If a wealthy person buys up a bunch of private property, they might have a tougher time negotiating the individual purchases up front, but there’s always a motivated seller somewhere. Once the private transactions are complete, wealth can be perpetuated for generations. Capital begets more capital, even when idle, because there’s no economic check on private property rights.
Owners are constantly under the threat of a rug pull in a Harberger tax system
Harberger taxes undoubtedly require some getting used to. Nothing in the universe is permanent. Harberger taxes bring that attribute to ownership.
The logical answer to this critique is that owners should assess their assets at a price they’d be happy to sell at. Sometimes that’s “not possible” and/or there’s an emotional attachment. We’d all be better off mentally if we weren’t so emotionally attached to accumulating things, but lower tax rates and other strategies can be used to lower the rug pull threat.
Detractors think of Harberger tax transfers as unannounced and instantaneous. This can be value destructive, not just emotionally. But, the base rules of a Harberger tax system can be implemented with periodic auctions to support long-term investments, mandated transition periods, and even owner-forgiving modifications that soften the edges of the mechanism, but maintain its core features.
Harberger taxes are evil because taxes are evil
Harberger taxes don’t have to be taxes.

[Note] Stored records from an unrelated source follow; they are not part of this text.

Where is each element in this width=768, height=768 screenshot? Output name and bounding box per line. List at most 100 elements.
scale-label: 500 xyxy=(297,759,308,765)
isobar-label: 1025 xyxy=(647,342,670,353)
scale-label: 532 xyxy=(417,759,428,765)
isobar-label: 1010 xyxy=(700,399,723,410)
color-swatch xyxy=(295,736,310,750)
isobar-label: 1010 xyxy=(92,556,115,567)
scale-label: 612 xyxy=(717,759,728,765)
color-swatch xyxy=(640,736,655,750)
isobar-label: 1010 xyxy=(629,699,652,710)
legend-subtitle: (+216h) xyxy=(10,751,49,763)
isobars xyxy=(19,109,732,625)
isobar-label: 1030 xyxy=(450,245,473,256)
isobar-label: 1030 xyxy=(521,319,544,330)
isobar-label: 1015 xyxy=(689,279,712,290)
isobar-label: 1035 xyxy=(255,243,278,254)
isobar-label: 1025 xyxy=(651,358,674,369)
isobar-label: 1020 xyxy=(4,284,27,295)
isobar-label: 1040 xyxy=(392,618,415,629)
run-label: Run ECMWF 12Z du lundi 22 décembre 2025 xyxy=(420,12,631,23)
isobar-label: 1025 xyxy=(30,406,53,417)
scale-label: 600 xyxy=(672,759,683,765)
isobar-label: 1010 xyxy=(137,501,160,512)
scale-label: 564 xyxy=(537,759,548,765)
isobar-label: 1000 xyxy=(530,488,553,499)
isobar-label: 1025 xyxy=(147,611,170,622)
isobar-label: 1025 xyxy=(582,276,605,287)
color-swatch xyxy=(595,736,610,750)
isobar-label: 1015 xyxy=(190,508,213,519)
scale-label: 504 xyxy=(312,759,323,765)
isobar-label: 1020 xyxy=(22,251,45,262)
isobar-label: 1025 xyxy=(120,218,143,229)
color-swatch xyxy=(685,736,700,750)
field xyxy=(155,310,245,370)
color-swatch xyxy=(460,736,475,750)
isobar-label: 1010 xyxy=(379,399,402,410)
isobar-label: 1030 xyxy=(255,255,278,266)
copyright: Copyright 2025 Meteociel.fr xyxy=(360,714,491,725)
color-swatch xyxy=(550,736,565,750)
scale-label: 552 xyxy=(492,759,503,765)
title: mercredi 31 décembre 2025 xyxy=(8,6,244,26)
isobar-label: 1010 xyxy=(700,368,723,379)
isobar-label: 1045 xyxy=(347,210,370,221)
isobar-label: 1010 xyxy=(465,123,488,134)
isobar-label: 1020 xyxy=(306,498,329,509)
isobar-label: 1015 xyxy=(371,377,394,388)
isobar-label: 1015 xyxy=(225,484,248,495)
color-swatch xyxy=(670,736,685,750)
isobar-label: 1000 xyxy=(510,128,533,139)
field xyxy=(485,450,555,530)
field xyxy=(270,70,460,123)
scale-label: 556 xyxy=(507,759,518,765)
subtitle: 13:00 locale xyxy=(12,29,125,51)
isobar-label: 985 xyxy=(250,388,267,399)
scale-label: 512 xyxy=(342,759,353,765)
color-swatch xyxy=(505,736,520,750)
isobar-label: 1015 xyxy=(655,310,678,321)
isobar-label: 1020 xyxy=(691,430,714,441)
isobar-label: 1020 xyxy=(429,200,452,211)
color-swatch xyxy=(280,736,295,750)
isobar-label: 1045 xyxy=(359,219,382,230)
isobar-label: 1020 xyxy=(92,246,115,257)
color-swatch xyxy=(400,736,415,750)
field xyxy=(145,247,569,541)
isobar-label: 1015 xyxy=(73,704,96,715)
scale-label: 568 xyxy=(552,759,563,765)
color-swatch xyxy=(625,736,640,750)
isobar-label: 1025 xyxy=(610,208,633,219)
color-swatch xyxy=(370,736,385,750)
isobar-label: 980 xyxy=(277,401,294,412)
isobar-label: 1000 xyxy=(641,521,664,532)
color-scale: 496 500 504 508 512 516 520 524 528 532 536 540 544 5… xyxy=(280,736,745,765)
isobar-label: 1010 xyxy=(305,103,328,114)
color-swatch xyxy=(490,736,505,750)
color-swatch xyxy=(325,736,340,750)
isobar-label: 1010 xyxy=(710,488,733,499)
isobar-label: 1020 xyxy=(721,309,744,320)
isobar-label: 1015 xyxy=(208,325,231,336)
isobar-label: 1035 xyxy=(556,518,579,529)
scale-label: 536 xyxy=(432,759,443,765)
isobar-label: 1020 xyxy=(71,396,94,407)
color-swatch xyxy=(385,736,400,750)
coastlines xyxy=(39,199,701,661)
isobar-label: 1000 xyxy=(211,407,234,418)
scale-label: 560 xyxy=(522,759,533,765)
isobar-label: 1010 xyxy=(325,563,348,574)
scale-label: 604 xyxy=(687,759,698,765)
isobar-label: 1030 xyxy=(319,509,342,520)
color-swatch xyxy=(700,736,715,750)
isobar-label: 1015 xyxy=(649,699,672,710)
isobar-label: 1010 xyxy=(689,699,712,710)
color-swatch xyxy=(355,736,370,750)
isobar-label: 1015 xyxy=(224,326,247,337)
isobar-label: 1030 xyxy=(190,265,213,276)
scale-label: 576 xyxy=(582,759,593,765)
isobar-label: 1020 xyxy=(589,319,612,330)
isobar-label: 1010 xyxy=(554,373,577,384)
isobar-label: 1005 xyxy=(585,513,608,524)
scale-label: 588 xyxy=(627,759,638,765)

The mechanism works in many contexts where a coercive government isn’t making the decree.
The Geo Web is one example. That’s why we use the partial common ownership terminology.
Artist royalties, decentralized network assets, and other bottom-up community creations don’t require taxes but might benefit from the Harberger-style mechanism to manage scarcity and better reward value creation. These things aren’t evil or coercive and can fly under the banner of SALSA (Self-Assessed Licenses Sold at Auction), plural ownership, depreciating licenses, etc.